Q: How many coats of paint will you put on my car?
A: "Most late-model cars are two-stage painted, which means they have a base coat and a clear-coat finish. The base is the color, and the clear is what makes it shine. Generally, we do five coats of color and three coats of clear. Back when we were using lacquer, it wasn’t uncommon for a car to need 30 to 40 coats of paint. But now, our paints are so high-quality that one clear coat equals seven to 10 lacquer coats."
Q: Are you going to put aftermarket parts on my car?

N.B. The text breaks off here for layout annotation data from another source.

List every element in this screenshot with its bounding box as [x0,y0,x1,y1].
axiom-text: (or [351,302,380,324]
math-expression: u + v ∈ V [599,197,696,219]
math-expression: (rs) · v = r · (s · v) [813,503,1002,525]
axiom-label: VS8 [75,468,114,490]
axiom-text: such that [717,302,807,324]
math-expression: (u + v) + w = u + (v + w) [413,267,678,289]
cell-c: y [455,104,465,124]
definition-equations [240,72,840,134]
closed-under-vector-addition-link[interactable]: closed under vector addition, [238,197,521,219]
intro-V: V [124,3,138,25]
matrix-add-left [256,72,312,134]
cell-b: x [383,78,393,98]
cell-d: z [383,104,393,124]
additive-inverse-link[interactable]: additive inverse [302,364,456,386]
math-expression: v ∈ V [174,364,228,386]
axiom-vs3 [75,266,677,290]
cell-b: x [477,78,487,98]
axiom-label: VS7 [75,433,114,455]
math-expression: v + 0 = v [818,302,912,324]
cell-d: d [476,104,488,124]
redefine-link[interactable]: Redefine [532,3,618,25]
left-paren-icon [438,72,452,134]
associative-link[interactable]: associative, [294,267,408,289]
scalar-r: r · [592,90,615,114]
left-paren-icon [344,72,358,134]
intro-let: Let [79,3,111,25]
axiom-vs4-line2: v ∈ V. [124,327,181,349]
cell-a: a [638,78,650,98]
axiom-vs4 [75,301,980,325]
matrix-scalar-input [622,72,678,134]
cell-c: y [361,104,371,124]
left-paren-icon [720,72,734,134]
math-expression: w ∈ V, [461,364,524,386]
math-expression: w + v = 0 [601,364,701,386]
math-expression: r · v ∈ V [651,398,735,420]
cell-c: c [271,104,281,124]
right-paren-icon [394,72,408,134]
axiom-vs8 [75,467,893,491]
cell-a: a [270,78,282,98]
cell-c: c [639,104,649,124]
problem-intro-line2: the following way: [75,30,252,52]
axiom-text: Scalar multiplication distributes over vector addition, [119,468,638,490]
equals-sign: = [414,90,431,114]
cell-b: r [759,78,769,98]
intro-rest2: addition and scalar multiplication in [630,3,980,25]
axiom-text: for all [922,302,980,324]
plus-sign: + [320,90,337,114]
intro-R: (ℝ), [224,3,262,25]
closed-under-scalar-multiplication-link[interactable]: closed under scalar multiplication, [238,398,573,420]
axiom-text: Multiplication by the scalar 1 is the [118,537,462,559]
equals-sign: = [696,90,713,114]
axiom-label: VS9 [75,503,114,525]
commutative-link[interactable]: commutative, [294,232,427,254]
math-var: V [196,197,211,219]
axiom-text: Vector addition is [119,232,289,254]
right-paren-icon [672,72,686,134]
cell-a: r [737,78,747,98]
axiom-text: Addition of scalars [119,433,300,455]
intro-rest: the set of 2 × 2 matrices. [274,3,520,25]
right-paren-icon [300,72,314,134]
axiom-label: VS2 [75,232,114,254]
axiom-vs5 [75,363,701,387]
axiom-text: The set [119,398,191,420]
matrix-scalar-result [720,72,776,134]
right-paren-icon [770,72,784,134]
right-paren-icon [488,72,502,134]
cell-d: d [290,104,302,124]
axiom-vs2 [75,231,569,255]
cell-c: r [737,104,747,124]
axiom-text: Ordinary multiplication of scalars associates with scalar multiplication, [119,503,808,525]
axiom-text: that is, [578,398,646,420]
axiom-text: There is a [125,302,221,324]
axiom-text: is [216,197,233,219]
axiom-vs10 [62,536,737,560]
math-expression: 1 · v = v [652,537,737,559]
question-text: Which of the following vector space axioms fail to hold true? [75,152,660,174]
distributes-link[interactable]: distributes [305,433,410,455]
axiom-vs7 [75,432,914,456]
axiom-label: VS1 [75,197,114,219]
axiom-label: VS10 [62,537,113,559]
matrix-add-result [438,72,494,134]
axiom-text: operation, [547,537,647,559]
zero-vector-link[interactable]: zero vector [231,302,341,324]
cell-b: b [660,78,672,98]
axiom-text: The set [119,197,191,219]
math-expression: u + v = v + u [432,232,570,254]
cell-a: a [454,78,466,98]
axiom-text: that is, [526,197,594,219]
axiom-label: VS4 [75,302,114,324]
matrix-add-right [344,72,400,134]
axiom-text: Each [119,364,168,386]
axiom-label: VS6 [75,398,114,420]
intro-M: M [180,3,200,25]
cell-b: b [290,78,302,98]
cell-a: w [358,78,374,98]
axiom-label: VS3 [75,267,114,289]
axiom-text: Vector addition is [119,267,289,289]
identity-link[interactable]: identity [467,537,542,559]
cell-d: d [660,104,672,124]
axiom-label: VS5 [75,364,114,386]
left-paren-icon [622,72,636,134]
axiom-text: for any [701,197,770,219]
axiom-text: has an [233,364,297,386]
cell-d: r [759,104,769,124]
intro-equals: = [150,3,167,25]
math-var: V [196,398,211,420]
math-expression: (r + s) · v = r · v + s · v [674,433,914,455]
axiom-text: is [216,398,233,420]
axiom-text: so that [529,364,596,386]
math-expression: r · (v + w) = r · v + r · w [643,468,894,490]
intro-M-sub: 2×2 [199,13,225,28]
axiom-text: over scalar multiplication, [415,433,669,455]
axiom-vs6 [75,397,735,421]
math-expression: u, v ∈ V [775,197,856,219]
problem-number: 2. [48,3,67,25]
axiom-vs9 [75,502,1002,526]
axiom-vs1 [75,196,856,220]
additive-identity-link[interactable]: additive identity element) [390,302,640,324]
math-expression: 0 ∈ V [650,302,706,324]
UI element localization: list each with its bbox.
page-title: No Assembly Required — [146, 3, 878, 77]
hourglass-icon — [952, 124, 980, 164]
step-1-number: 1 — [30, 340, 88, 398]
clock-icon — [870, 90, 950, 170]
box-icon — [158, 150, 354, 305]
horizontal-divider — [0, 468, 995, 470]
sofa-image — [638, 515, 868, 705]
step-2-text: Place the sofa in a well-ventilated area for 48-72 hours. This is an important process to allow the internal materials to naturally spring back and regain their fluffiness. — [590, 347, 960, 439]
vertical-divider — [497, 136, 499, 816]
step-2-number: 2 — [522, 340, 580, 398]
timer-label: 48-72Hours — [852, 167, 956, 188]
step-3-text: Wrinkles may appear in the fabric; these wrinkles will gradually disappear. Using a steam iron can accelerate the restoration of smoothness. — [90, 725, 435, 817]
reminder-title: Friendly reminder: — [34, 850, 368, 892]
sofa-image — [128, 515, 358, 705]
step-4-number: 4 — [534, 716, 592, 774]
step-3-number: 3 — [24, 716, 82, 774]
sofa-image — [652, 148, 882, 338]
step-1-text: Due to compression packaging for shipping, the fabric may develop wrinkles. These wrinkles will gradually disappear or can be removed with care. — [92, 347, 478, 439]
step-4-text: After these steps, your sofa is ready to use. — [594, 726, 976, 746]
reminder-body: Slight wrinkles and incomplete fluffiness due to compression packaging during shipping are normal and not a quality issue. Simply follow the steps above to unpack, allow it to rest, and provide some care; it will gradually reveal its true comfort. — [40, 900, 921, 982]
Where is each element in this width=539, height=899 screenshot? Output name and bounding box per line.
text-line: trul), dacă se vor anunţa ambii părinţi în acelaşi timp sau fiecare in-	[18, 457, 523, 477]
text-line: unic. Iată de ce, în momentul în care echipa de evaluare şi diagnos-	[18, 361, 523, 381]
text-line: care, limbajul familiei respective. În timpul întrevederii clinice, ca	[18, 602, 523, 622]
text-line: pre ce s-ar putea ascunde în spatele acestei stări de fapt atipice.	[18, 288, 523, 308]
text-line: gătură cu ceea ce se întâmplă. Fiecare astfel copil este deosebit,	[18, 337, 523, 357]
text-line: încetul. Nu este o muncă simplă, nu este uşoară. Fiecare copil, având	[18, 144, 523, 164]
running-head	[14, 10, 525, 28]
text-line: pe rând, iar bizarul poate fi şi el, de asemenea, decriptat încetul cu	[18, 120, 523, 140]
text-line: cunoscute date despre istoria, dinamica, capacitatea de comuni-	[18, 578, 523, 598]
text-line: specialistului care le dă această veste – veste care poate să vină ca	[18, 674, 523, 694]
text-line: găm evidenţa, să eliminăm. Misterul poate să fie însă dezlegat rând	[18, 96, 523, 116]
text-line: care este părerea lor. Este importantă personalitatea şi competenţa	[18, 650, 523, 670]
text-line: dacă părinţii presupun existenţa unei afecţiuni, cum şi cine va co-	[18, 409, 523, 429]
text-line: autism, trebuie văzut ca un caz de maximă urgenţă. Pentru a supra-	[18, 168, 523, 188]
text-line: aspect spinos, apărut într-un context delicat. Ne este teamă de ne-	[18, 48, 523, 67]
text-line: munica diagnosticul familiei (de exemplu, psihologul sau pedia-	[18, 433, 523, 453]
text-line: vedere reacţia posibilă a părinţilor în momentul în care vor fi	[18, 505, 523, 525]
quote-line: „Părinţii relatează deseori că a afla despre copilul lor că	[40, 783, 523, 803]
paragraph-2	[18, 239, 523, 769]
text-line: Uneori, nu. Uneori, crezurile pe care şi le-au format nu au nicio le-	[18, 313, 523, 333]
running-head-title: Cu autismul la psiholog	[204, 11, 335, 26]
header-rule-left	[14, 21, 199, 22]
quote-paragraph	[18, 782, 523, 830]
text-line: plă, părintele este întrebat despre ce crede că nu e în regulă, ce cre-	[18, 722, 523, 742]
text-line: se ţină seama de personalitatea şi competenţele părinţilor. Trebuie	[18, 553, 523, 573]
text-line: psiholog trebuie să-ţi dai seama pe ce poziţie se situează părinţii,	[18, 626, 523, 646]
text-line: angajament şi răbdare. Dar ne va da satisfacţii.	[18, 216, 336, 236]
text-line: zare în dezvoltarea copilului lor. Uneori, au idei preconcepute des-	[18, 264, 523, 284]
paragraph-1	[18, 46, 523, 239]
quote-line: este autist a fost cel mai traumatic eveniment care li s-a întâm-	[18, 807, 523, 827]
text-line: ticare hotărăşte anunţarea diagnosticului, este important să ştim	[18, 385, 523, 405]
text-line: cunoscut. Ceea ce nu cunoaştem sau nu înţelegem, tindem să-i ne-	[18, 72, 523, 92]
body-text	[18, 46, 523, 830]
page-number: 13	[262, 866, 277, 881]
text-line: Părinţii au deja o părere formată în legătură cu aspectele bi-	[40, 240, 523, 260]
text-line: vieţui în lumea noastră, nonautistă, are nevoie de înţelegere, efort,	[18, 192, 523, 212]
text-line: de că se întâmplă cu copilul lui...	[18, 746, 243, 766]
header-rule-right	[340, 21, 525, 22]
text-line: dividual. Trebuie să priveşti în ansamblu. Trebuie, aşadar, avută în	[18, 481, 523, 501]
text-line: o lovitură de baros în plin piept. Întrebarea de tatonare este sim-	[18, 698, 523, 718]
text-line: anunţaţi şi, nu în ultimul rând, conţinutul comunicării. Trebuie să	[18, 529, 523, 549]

A: "I always use Original Equipment Manufacturer (OEM) parts unless somebody asks for an alternative. If someone is paying out of pocket and trying to save money, I’ll go with an aftermarket part, but that’s often harder on me because they take longer to fit. Sometimes, a customer’s insurance company will authorize only aftermarket parts, so our hands are tied in those cases. Check your policy to be sure that it includes OEM parts."
Q: What’s your warranty on paint jobs?
A: "As long as you own the car, if the paint ever cracks, peels or otherwise malfunctions, we’ll redo it for free."
Q: How long will it take you to repair my car?
A: "It depends on the damage, but generally I stay pretty much on track. If it means staying at the shop until 1 a.m. to finish a job, I’ll do it…and I’ve done that many, many times. That’s something you won’t get from a big shop—they’ll just call and tell you the job’s been delayed."
Q: Will I be charged more if your estimate is more than my insurance company’s?
A: "I always negotiate labor and material rates with my customers’ insurance companies. It seems that, especially these days, most insurance companies’ rates vary across the board. I’ve never told a customer, ‘Your insurance company is only paying $67 an hour, and on the 77th hour you’ll have to pay the difference.’"
Q: What if you find more damage after the initial estimate? What happens then?
A: "It is very common to find additional damage once a body shop performs what they call a "tear-down" of a vehicle. When this happens, we contact your insurance company and explain the additional damage. Generally, your insurance company will authorize the additional repairs. This is called a "supplement". This does not usually delay your repair. However, in rare circumstances, additional parts may need to be ordered, which could cause a delay in the delivery time. And, of course, we will keep you informed every step of the way".